Yeah I did get that  and I have decided to pursue a 10K membership and split it later, or just buy a 5K membership if the price is reasonable. I am in the process of simplifying my timeshare portfolio and buying EC doesn't seem to meet this goal...

Thanks for all your help!


----------



## PA- (May 27, 2007)

cotraveller said:


> ....  Exchange Plus is a developer (Wyndham) benefit ....



You're already sounding like a board member.  At least wait til you're elected or appointed.

Exchange plus isn't a developer benefit.  It's part of the agreement with RCI/II and Worldmark.  It benefits Worldmark as much or more as it does the owners that use it.  It allows Worldmark to balance the books with RCI or II without having to give them Worldmark inventory. 

Just because Wyndham and our board try to brainwash owners with all that hooey doesn't make it true.


----------



## cotraveller (May 27, 2007)

From form WMEXPL1, Edited 1/15/2007, concerning the Exchange Plus program.

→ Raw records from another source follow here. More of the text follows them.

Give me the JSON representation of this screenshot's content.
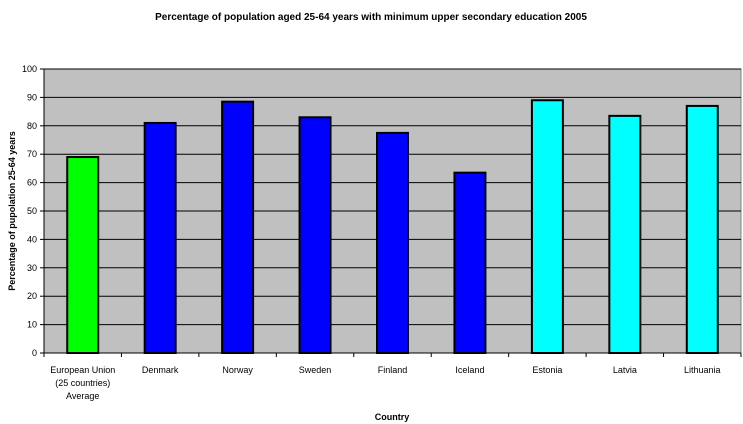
{
  "chart_data": {
    "type": "bar",
    "title": "Percentage of population aged 25-64 years with minimum upper secondary education 2005",
    "xlabel": "Country",
    "ylabel": "Percentage of pupolation 25-64 years",
    "ylim": [
      0,
      100
    ],
    "yticks": [
      0,
      10,
      20,
      30,
      40,
      50,
      60,
      70,
      80,
      90,
      100
    ],
    "grid": true,
    "legend": "none",
    "categories": [
      [
        "European Union",
        "(25 countries)",
        "Average"
      ],
      [
        "Denmark"
      ],
      [
        "Norway"
      ],
      [
        "Sweden"
      ],
      [
        "Finland"
      ],
      [
        "Iceland"
      ],
      [
        "Estonia"
      ],
      [
        "Latvia"
      ],
      [
        "Lithuania"
      ]
    ],
    "values": [
      69,
      81,
      88.5,
      83,
      77.5,
      63.5,
      89,
      83.5,
      87
    ],
    "colors": [
      "#00ff00",
      "#0000ff",
      "#0000ff",
      "#0000ff",
      "#0000ff",
      "#0000ff",
      "#00ffff",
      "#00ffff",
      "#00ffff"
    ],
    "plot_background": "#c0c0c0"
  }
}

"*Wyndham Resorts Development Corporation ("WRDC") through The Exchange Network (hereinafter referred to as TEN), offers the Exchange Plus Program , . . .* "

Sounds like a Wyndham thing to me.  It may be hooey, but it's documented hooey.


----------



## PA- (May 27, 2007)

cotraveller said:


> From form WMEXPL1, Edited 1/15/2007, concerning the Exchange Plus program.
> 
> "*Wyndham Resorts Development Corporation ("WRDC") through The Exchange Network (hereinafter referred to as TEN), offers the Exchange Plus Program , . . .* "
> 
> Sounds like a Wyndham thing to me.  It may be hooey, but it's documented hooey.



It existed prior to TEN, and prior to WRDC.


----------